Mondon Ibraimo tem 24 anos e vive em Alua-Sede, distrito de Eráti, província de Nampula. Desde cedo alimentou um sonho concreto, tornar-se empresário.
“Desde que terminei o ensino secundário, eu já tinha ideias de negócio na cabeça. O que me faltava era o dinheiro para começar”, recordou Mondon.
Não foi falta de vontade nem de planos. Foi falta de capital. Essa barreira começou a ceder quando Mondon tornou-se membro do primeiro grupo de poupança e crédito rotativo (PCR). Ali teve acesso a um empréstimo de 7.500 meticais.
“Quando recebi o empréstimo, sabia que não podia falhar. Era a oportunidade que eu andava à espera”, explicou.

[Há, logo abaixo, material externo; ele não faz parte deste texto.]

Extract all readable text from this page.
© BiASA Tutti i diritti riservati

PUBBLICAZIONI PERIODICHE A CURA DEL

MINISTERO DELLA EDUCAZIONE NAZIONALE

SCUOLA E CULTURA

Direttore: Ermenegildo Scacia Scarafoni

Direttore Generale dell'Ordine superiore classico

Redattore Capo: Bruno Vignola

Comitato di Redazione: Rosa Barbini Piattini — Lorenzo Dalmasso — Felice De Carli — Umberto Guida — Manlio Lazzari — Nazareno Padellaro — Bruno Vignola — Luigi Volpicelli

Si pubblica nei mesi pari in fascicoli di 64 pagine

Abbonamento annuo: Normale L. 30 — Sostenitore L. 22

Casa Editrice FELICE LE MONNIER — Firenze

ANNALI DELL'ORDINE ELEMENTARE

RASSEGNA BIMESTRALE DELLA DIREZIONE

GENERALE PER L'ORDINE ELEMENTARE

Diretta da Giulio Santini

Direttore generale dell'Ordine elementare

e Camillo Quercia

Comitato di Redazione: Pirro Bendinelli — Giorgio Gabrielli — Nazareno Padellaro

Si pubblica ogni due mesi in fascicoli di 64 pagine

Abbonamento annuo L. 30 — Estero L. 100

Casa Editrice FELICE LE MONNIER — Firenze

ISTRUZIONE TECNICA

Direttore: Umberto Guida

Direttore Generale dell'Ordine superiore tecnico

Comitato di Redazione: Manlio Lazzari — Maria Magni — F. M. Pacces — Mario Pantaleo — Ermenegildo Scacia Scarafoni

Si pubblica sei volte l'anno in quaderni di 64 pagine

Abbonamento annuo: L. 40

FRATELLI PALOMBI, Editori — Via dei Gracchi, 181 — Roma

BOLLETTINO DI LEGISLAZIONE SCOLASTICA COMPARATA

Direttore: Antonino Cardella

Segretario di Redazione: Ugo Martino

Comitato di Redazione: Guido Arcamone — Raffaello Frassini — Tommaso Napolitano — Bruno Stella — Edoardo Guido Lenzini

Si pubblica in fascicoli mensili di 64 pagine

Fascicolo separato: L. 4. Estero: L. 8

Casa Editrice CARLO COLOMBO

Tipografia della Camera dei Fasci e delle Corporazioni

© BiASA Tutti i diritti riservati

Com o valor, iniciou um pequeno negócio de venda de adornos e acessórios. Um começo modesto, mas pensado com cuidado.
O negócio cresceu com o trabalho diário de Mondon. Reinvestir em vez de gastar, ganhar a confiança dos clientes, ajustar o que vendia consoante a procura.
“No início foi difícil, vendia pouco. Mas percebi o que as pessoas realmente queriam comprar”, partilhou.
Esse ajuste fez a diferença. Hoje, Mondon já não vende só adornos, tem uma banca própria, onde comercializa pastas, relógios e outros artigos de valor.
“Ver a minha banca cheia de clientes é uma sensação diferente de tudo. É a prova de que o trabalho deu resultado”, disse.
O crescimento do negócio trouxe uma mudança concreta na vida de Mondon, antes vivia numa casa arrendada. Hoje, com o rendimento gerado pelo próprio negócio, tem casa própria.
“Ter a minha casa é diferente de tudo o que já tinha conquistado antes. Foi o negócio que construí com as minhas mãos, que tornou isso possível. Com o negócio construí uma casa”, afirmou.
Mondon não vê este momento como um ponto de chegada.
“Hoje já vejo sinais de que estou a alcançar o meu sonho. Continuarei a trabalhar com dedicação para me tornar um grande empresário no futuro”, contou.
Esta iniciativa faz parte do projecto Prevenção do Extremismo Violento (PVE), implementado pela Associação ActionAid Moçambique (AAMoz), através da Agência de Desenvolvimento Integrado do Norte (ADIN), com financiamento do Fundo Global de Engajamento e Resiliência da Comunidade (GCERF).
Importa salientar que o projecto PVE está a ser implementado nas províncias de Cabo Delgado, Niassa e Nampula até finais de 2026, pela AAMoz, em parceria com a Associação ASSANA, Fundação NUNISA, Conselho Cristão de Moçambique (CCM Cabo Delgado e Niassa), Associação Kuendeleya e o Movimento Activista Moçambique (MAM).